Have you defined u? I see where you defined U, but not u.

FYI, this is a horrible mess. You need to start with something simple and gradually build up to something complicated.

[adnan jahan]

yes, U=U1 * e^(w*t+Ibz),
basically i did it on matlab and found graph now converted the code related to mathematica because want to confirm it,,,,but mathematica is not supporting

[DaleSpam]

Yes, I saw that U was defined, but I never saw where u was defined. You are plotting u, not U. Remember, Mathematica is case sensitive. It is not Mathematica's fault that you are asking it to plot something you haven't defined.

[adnan jahan]

oopps sory ,,that is "U" not "u"

[DaleSpam]

Then there is a problem in your definition of U. For example:

Plot[Re[Exp[-I x]], {x, 0, 5}]

plots fine. So there is not a problem with Plot.

[adnan jahan]

In code it is U,,, and U is still not working

[adnan jahan]

Is it possible that mathematica is not plotting because the complexity level is high??

[DaleSpam]

In code it is U,,, and U is still not working
Yes U is very messy, I am not surprised it is not working. The problem is your definition of U, not a problem with Plot.

If you evaluate
U /. x->1
do you get what you expect?

[DaleSpam]

Is it possible that mathematica is not plotting because the complexity level is high??I doubt it. Much more likely you did not correctly define U because the complexity level is high. You should break your code down into smaller chunks and test each chunk to make sure that it is correct at each step. What you have written is a mess.

[adnan jahan]

yap it is making graph of simple complex ,,,,and even in my last research paper I have plotted for a complex number but this is not working ....
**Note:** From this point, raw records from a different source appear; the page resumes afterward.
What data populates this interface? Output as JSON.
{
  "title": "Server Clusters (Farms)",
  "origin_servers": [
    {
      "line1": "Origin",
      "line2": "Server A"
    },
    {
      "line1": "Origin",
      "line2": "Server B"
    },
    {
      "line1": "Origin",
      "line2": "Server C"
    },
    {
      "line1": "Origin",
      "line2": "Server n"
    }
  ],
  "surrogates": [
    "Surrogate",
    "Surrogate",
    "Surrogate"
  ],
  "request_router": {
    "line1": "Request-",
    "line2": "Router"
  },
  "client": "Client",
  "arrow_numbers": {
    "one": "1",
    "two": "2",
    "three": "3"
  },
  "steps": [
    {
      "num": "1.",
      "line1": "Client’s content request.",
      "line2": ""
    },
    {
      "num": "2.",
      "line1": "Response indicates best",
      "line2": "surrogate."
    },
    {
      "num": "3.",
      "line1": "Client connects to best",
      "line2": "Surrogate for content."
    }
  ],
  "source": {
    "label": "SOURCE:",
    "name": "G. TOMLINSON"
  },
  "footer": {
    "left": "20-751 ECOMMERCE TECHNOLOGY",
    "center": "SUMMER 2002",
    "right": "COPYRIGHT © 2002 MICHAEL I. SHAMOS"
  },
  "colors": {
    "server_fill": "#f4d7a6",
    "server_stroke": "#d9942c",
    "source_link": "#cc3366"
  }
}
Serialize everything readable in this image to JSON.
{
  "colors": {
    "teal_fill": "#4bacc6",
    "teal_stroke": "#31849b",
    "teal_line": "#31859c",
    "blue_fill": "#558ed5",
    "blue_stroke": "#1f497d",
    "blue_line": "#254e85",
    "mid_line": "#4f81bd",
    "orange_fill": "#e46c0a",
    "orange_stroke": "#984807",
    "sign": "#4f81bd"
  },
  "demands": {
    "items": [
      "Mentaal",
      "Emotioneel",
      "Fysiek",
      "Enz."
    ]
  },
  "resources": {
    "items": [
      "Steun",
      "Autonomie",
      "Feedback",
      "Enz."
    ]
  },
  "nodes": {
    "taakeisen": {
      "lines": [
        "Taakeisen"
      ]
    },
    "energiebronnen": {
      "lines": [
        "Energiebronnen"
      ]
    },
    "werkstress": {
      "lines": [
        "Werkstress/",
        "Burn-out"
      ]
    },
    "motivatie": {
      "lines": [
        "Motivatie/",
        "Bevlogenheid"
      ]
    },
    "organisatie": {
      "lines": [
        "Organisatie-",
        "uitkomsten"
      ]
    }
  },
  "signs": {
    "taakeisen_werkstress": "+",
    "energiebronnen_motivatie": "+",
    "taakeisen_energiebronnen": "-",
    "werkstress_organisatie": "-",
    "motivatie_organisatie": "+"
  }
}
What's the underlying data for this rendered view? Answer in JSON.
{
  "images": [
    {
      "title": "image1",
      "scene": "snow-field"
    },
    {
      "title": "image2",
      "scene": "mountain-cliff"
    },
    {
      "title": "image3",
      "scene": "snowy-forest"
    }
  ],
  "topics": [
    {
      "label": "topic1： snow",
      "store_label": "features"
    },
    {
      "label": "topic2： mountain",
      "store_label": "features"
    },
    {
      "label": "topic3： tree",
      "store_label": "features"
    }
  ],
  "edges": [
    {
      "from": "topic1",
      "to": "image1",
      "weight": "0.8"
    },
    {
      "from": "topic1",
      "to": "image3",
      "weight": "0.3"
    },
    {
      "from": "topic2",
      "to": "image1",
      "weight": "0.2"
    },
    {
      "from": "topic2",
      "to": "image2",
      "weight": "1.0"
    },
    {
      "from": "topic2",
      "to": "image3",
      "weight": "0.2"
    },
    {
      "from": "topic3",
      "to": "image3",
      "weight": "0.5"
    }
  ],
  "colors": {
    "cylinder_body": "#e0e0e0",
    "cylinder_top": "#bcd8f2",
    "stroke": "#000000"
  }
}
I will make the code bit simple by using mathematica symbls then I will chk what results are,,,

[adnan jahan]

and I will reply after confirming that,,, thanku so much for your support "DALESPAM"

[DaleSpam]

Welcome, sorry I cannot help you troubleshoot U other than general advice to break things up and test each small piece.

[jackmell]

e is not the same as e^1 in Mathematica. You need to either specify E or Esc e e Esc. That's one problem, also the way you defined u, you need to make the substitution U/.x->myvariable. So try changing the last part to:

U1 = (-k1 + I*b*H21)*M1*E^(-k1*x) + (-k2 + I*b*H22)*M2*
E^(-k2*x) + (-k3 + I*b*H23)*M3*E^(-k3*x) + (-k4 + I*b*H24)*M4*
E^(-k4*x) + (-k5 + I*b*H25)*M5*E^(-k5*x);
U = U1*E^(w*t + I*b*z);
Plot[Re[U /. x -> x], {x, 1, 5}]

[adnan jahan]

Dear Fellows by your support and encouragement I successfully draw the graph in mathematica,,,If corrected form is required then do contact,

Thanks to all of you

[adnan jahan]

How I can find solution of system of linear equation using mathematica??

as,35x1+45x2+90x3=-2
5x1+6x2-3x3=0
10x1+12x2+15x3=5
need to find the values of x1,x2 and x3 using mathematica